Rien de surprenant à ce qu’une fois relâchés, ces repris de justice soient aussitôt arrêtés pour avoir commis un nouveau délit lié à leur addiction ou pour avoir « testé positif » lors de l’examen hebdomadaire des urines obligatoire pour la majorité des libérés sous tutelle pénale en Californie, par exemple, où la moitié des révocations de conditionnelle sont motivés par un dépistage de drogue.

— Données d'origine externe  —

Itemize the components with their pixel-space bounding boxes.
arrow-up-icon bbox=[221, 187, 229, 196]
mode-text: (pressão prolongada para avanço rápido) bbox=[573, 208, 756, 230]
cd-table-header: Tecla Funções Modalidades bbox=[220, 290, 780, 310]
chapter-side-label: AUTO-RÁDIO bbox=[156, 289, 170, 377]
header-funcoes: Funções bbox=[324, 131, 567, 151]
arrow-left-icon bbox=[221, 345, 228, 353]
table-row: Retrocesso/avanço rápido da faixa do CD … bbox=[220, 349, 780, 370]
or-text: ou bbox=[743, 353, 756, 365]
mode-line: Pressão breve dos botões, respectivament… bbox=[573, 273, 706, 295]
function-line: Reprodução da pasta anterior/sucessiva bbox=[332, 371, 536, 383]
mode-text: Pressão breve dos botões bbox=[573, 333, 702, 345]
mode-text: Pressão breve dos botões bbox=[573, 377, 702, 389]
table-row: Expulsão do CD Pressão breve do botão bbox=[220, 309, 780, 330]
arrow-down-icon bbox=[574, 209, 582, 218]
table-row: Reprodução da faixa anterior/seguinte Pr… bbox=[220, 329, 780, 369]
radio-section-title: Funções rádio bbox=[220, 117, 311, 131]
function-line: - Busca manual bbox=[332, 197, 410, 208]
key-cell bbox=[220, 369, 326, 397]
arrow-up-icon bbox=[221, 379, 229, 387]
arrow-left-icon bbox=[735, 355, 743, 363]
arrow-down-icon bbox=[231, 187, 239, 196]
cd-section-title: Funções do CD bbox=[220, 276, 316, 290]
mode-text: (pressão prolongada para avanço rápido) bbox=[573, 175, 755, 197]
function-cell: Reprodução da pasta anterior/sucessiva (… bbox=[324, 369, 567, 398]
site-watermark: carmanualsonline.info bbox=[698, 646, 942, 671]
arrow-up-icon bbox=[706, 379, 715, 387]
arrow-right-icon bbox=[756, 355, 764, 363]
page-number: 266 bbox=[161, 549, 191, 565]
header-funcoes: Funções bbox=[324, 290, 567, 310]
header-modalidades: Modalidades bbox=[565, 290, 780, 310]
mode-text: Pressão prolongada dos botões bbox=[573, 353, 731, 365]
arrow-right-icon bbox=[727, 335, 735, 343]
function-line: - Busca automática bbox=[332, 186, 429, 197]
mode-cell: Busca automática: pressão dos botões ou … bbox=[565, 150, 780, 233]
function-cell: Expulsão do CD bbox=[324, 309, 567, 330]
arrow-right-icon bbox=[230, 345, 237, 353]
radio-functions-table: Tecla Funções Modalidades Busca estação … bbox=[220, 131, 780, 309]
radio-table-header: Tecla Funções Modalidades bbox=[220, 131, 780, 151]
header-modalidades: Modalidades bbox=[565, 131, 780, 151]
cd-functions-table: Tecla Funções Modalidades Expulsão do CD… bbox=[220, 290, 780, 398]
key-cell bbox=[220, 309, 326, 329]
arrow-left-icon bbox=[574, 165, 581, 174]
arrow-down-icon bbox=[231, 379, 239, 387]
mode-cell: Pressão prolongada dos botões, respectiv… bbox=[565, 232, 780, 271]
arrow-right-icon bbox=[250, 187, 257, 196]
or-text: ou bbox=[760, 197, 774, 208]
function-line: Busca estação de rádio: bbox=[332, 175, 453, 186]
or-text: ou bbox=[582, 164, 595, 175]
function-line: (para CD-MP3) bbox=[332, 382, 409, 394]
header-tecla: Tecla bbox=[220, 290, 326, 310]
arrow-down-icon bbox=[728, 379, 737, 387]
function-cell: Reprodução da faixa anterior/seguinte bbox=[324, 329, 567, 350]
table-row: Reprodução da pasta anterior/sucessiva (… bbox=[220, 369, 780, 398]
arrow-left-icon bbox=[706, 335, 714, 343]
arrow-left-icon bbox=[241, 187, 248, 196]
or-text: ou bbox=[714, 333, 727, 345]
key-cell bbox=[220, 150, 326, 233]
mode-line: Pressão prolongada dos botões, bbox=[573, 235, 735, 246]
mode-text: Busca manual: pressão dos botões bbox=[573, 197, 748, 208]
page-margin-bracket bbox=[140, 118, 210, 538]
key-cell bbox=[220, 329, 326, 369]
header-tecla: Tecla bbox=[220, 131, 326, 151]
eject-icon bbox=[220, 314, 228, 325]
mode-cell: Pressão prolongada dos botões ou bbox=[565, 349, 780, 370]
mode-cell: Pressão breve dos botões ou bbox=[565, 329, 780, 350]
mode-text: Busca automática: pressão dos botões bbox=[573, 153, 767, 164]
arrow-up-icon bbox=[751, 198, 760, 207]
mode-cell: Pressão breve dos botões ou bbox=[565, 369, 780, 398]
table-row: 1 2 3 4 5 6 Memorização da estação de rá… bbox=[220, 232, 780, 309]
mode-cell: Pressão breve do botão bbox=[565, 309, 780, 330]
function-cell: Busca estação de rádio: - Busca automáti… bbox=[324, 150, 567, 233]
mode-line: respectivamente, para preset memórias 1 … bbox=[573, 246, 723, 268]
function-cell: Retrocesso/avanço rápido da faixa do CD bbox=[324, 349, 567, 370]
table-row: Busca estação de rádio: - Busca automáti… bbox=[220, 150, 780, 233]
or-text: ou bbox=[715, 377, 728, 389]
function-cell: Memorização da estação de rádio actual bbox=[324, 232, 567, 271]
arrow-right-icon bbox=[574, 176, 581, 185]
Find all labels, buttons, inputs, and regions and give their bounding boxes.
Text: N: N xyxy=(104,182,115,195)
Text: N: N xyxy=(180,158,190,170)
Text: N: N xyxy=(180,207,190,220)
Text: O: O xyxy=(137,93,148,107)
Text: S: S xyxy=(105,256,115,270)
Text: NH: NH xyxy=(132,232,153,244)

D’autant plus qu’une des dispositions de la réforme de l’aide sociale de 1996, adoptée en quelques minutes par le biais d’un amendement voté par les deux partis, interdit à vie à toute personne condamnée à la prison pour infraction à la législation sur les stupéfiants (ILS) de percevoir l’aide sociale aux démunis (TANF, qui remplace AFDC) ainsi que l’assistance alimentaire aux indigents (food stamps). Une autre disposition exclut définitivement du logement social toute personne ayant fait de la détention pour possession ou cession de drogues – et l’on verra plus loin qu’une loi de 1994 autorise l’administration fédérale du logement à barrer les repris de justice de l’habitat public. Ces deux mesures sont assurées d’avoir un effet disproportionné et dévastateur sur les femmes du (sous-)prolétariat, qui forment le gros des effectifs des allocataires de l’assistance sociale et dont le premier chef d’emprisonnement est justement l’ILS, ainsi que sur les communautés noire et hispanophone, qui fournissent les trois quarts des prisonniers « tombés » pour une affaire de « stups ». Et sur leurs enfants, dont un nombre croissant devront être mis sous tutelle des services sociaux ou confiés à des familles d’adoption puisque leurs mères n’auront plus accès aux ressources minimales nécessaires pour en conserver la garde, cela malgré les dysfonctionnements calamiteux des services de protection de l’enfance qui les assimilent à de la maltraitance institutionnalisée. Enfin, en bannissant les condamné(e)s pour drogue de l’aide sociale, la loi les exclut dans le même mouvement de la plupart des programmes para-publics de désintoxication, pour lesquels l’admission dépend justement de l’octroi d’une allocation sociale qui défraie le coût du gîte et du couvert des patients.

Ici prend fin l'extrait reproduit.